In a conference call, Texas Attorney General Greg Abbott said the issue was never with Healthcare or Health Insurance but with the rule of law. In that sense, Abbott considered part of Thursday's ruling a victory.  He said, "When you consider the application under the Commerce Clause and the Coercion Doctrine of expansion of federal government, you have to view this as a historic victory for individual liberty for states rights as well as for limited government."

Congressman Mac Thornberrry, (R-TX) had a different approach. He said, "Well I'm surprised first, because I did not expect this decision I'm even more surprised at the reasons for the decision."

In a surprise move, the Supreme Court upheld the Individual Mandate by saying Congress has the right to levy taxes. In this case, a tax against those who do not have health insurance.

The round-about way of upholding the act has Congressman Thornberry worried. "As long as there's a tax imposed, if you fail to comply than apparently it's constitutional. I'm afraid we're going to see a lot more ideas coming out from people who want to tell us what we can and cannot do."

Despite disagreeing on the implications of the trial, both elected officials vowed to fight the new tax.

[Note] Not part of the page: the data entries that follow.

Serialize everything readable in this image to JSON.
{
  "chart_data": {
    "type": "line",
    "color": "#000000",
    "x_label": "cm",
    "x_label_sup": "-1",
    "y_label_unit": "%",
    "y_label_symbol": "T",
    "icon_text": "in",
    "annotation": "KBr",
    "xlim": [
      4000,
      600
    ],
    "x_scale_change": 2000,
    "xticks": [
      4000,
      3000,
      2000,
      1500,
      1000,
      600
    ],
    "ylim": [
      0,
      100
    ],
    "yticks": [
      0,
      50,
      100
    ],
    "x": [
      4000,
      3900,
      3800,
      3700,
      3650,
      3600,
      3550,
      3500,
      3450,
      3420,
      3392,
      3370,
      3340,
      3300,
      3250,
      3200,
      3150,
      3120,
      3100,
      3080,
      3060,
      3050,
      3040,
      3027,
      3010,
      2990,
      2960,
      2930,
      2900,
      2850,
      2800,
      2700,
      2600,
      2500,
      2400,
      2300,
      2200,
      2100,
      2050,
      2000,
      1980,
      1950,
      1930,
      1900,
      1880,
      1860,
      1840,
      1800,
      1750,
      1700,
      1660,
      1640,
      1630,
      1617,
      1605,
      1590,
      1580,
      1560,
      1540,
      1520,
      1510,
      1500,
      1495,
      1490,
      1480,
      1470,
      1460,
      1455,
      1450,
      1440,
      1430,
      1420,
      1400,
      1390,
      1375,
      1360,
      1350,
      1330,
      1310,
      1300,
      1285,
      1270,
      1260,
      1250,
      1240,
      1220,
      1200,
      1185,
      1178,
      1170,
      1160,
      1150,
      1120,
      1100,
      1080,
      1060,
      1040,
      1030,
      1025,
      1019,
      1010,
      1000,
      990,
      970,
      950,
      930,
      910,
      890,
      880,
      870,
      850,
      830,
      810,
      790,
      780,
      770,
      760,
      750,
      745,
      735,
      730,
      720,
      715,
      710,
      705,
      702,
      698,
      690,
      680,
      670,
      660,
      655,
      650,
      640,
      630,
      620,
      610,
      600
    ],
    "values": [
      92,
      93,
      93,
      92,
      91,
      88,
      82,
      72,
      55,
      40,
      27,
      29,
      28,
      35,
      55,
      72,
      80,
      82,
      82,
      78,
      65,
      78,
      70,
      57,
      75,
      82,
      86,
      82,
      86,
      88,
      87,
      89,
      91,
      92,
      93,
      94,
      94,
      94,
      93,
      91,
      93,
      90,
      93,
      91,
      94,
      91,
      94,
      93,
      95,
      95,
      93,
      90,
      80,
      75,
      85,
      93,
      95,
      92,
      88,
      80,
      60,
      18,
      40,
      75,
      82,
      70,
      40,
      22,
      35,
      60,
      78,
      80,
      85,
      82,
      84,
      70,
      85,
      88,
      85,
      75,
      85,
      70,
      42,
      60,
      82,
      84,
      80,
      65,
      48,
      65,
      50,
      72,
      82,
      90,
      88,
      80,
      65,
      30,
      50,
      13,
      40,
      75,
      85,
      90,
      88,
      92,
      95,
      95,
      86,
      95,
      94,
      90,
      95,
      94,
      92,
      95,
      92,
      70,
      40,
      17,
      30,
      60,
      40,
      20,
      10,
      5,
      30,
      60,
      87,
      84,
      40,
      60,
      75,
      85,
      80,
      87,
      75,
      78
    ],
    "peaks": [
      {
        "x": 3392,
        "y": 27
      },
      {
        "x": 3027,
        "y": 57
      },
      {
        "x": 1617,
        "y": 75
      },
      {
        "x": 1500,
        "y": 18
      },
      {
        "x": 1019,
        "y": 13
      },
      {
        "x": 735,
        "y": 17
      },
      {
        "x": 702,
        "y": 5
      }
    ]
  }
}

Abbott said, "I will work with the state of Texas and members of Congress to repeal this unprecedented tax." Thornberry said, "Well I think you've got to have Romney in the White House but you also have to have people in the Senate and enough people in the House to pass a repeal."

The repeal process is expected to begin sometime in July, but Congressman Thornberry said the true, and final decision might not be made until November's Presidential election.